Nessuna ideologia, dunque. E nessuna retorica che rinvii alla figura del lavoratore/eroe, alla vittima, alla figura dello sfruttato. E nemmeno odio o disprezzo del lavoro. Rifiuto, semmai, dell’idea del lavoro come realizzazione del sé, come luogo di redenzione ed elevazione degli individui: splendide, da questo punto di vista, le pagine sulle cooperative sociali dedicate all’inserimento degli handicappati o al recupero di ex tossicodipendenti, dove l’intruglio di etica del lavoro e moralismo catto-comunista sembra sospendere qualsiasi giudizio elementare.
La forma di descrizione adottata da Trevisan è quella del disegno di dettaglio (il disegno tecnico in cui, quando era un ex geometra, eccelleva), nel quale si cerca una accuratezza scientifica, e con essa un’immagine, che riesca a rendere presente e vivida l’esperienza.
La sensazione è che per l’autore la precisione, in questo testo ancora più che altrove, sia una necessità intima, un bisogno che si potrebbe indovinare etico. Lo scrittore vuole condurre il lettore – attraverso la cura del dettaglio, l’attenzione minuziosa, l’onestà dello sguardo – alla verità della cosa, alla verità di un’esperienza, alla verità di una vita. Poiché coincide con il protagonista di quanto viene descritto, lo scrittore non può permettersi ambiguità semantiche, ammiccamenti lirici; non può concedersi giochi di prestigio linguistici e sintattici, né indugiare su narrativi effetti speciali.
La necessità primaria è quella di far sentire al lettore che non c’è menzogna, che non si sta barando, che un atteggiamento distante dal modo controllato e consapevole del rigore descrittivo si risolverebbe giocoforza in una costruzione artificiosa, in una cesura nel rapporto tra scrittura e verità. Ciò che è in campo non è l’adeguatezza mimetica della scrittura al reale, ma il suo corrispondere a se stessa sintonizzandosi con il ritmo del racconto che essa stessa istituisce, adeguando la sua stessa forma al mondo che indaga, all’occhio che scruta, al gesto che svela.
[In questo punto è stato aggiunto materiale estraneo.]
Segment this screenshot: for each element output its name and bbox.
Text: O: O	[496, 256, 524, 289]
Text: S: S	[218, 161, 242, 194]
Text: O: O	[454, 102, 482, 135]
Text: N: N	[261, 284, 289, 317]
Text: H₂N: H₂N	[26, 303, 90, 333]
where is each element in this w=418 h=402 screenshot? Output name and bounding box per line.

Si direbbe che Trevisan concepisca la scrittura come fosse un gesto pittorico che finalizza il dettaglio alla restituzione di una totalità, e del suo senso più remoto. In questa prospettiva, i trentuno «quadri» di cui si compone Works – ognuno dei quali rievoca una peculiare esperienza lavorativa, un determinato periodo nella vita dell’autore segnato da una specifica occupazione, dalla sua ricerca o da pratiche come il piccolo spaccio – compongono un ciclo nel quale la vita nel lavoro diventa il cuneo che consente di svelare la specificità di una esistenza e con essa di un’epoca e di un mondo: il destino dell’autore non prevede che se ne separi, e tuttavia egli non ne è mai davvero parte.